- 16 ounces farfalle (bow tie) pasta
- 6 tablespoons olive oil, divided
- 2 tablespoons minced fresh garlic, divided
- 1/2 cup chopped broccoli
- 1/2 cup chopped yellow bell pepper
- 1/2 cup chopped red bell pepper
- 1/2 cup chopped red onion
- 1 medium zucchini, halved and sliced
- 1 medium yellow summer squash, halved and sliced
- 1 pound Arctic Shores Colossal Wild Caught E-Z Peel Shrimp, thawed, peeled
- 1/2 cup freshly grated Parmesan cheese
- 2 tablespoons chopped fresh basil
- Cook pasta according to package directions; drain.

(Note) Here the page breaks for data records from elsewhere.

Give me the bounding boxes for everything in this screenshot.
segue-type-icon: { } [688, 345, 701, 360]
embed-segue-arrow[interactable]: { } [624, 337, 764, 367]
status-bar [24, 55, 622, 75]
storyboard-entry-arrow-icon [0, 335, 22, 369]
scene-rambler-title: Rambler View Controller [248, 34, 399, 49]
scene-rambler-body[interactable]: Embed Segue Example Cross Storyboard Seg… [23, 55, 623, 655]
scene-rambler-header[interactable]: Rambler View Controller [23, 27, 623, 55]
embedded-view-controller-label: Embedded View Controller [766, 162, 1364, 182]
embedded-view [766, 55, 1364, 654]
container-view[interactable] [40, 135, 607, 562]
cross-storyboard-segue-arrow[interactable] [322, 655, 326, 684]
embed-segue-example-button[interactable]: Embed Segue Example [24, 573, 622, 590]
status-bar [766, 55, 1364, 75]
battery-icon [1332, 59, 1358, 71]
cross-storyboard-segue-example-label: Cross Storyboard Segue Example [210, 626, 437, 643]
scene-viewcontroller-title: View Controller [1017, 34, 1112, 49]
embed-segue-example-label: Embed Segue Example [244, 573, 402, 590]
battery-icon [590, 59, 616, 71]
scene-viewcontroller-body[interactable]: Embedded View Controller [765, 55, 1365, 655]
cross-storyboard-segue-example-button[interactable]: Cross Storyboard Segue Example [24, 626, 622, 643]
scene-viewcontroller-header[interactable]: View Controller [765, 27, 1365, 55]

- In large skillet over medium-high heat, add 3 tablespoons oil. Add broccoli, bell peppers, onions, zucchini, squash and 1 tablespoon garlic. Salt and pepper to taste.
- Saute vegetables until tender (about 8 to 10 minutes); remove from skillet and keep warm.
- Add 3 tablespoons oil, shrimp and remaining garlic to skillet. Salt and pepper to taste.
- Sear shrimp 3 to 4 minutes per side or until opaque and cooked through. Toss with warm vegetables, pasta, Parmesan cheese and basil.